Senede iki defa insanlar tüm aile fertleri ile bucakta, ilde, ülkede ve insanlıkta bir araya gelerek bayramlarını kutlarlar. Güçleri yetenler Mekke’ye giderler; güçleri yetmeyenler kendi devlet merkezlerine giderler, ona güçleri yetmeyenler kendi il merkezlerine giderler, ona da güçleri yetmeyenler bucaklarında bir araya gelip bayramlarını kutlarlar...
Her ocak (aşiret yani ortalama on aile) içinde bir ‘mescit’ vardır, burada beş vakit namaz kılınır. Mescit yüz metrekare civarındadır. Sonra hac organizasyonu örnek alınarak her bucakta, her ilde ve her ülkede namaz kılınacak, kurban kesilecek yerler olacaktır; olmalıdır. Her aile çadırları ile buraya gelecek ve piknik yapar gibi bu vacibeyi eda edecektir. Her ailenin savaş ve zelzele gibi afetlerde kullanılmak üzere çadırı olacak, bayramlarda da kullanılacaktır...
Bir ‘Cuma Mescidi’ olacak, herkes Bayram Namazını orada toplu olarak kılacaktır...
Sonra kurban kesim yerlerine gidilecek, çevresinde pratik çadırlar kurulacak, birlikte kurban kesilecektir.

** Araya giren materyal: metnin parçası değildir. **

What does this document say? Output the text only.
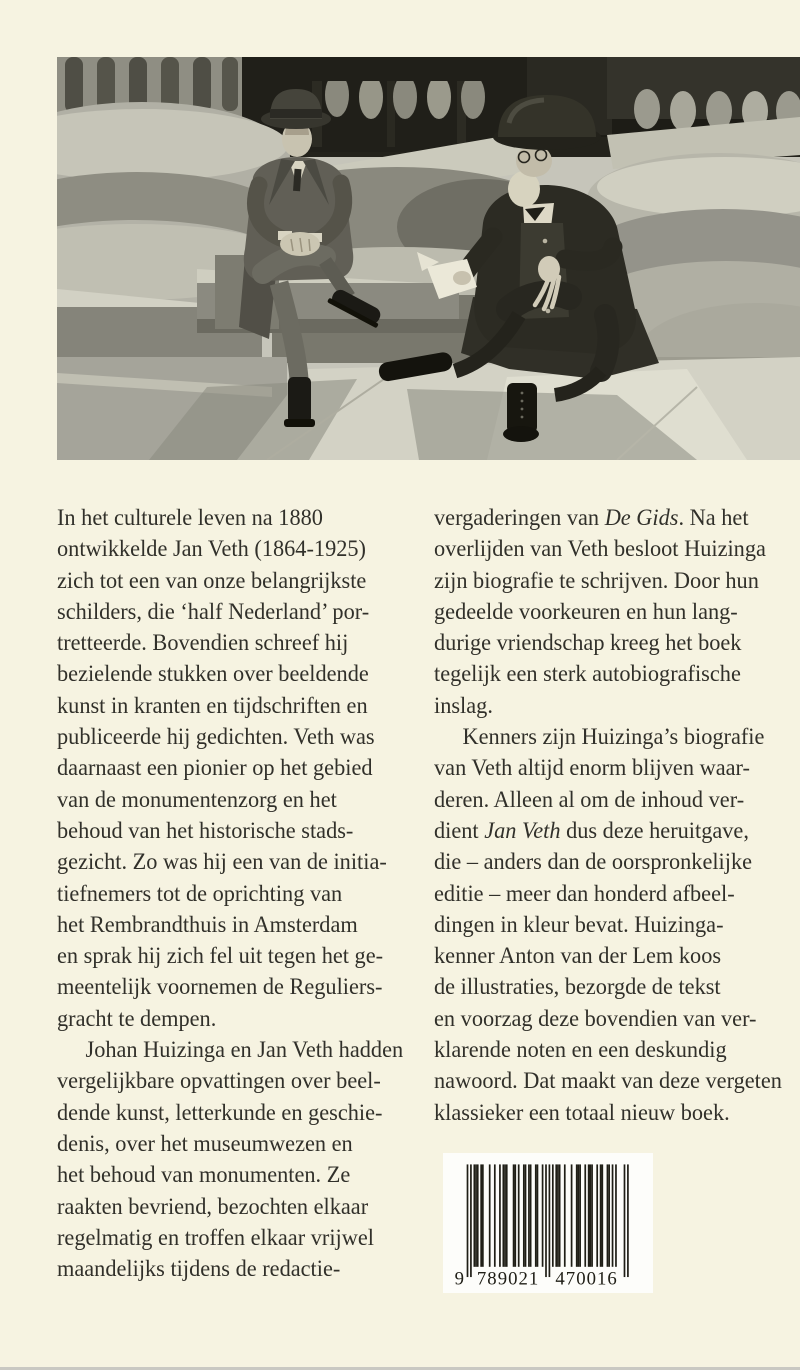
In het culturele leven na 1880
ontwikkelde Jan Veth (1864-1925)
zich tot een van onze belangrijkste
schilders, die ‘half Nederland’ por-
tretteerde. Bovendien schreef hij
bezielende stukken over beeldende
kunst in kranten en tijdschriften en
publiceerde hij gedichten. Veth was
daarnaast een pionier op het gebied
van de monumentenzorg en het
behoud van het historische stads-
gezicht. Zo was hij een van de initia-
tiefnemers tot de oprichting van
het Rembrandthuis in Amsterdam
en sprak hij zich fel uit tegen het ge-
meentelijk voornemen de Reguliers-
gracht te dempen.
Johan Huizinga en Jan Veth hadden
vergelijkbare opvattingen over beel-
dende kunst, letterkunde en geschie-
denis, over het museumwezen en
het behoud van monumenten. Ze
raakten bevriend, bezochten elkaar
regelmatig en troffen elkaar vrijwel
maandelijks tijdens de redactie-
vergaderingen van De Gids. Na het
overlijden van Veth besloot Huizinga
zijn biografie te schrijven. Door hun
gedeelde voorkeuren en hun lang-
durige vriendschap kreeg het boek
tegelijk een sterk autobiografische
inslag.
Kenners zijn Huizinga’s biografie
van Veth altijd enorm blijven waar-
deren. Alleen al om de inhoud ver-
dient Jan Veth dus deze heruitgave,
die – anders dan de oorspronkelijke
editie – meer dan honderd afbeel-
dingen in kleur bevat. Huizinga-
kenner Anton van der Lem koos
de illustraties, bezorgde de tekst
en voorzag deze bovendien van ver-
klarende noten en een deskundig
nawoord. Dat maakt van deze vergeten
klassieker een totaal nieuw boek.
9 789021 470016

Ramazan Bayramı’nda ise yemekler hazırlanacak ve birlikte yenecektir...
Bayram namazlarındaki hutbelerde o yıl ve dönemin meseleleri anlatılacak, resmi gazetede yayınlanacak, hutbelerin hükümleri irad edilmeleriyle birlikte başlamış olacaktır...
Bayramlarda oruç tutmak yoktur. Kur’an oruca gücü yetmeyenlerin fitre vermelerini ama tüm insanlar için fitre verilmesini istemektedir. Emredilen it’am yani yedirmektir. Emredilen para vermek değildir, emredilen it’amdır ve bu it’amın birlikte olmasıdır; dolayısıyla bu emir bize aynı zamanda askeri birliklerin it’amını ve başka şeyleri de öğretmektedir...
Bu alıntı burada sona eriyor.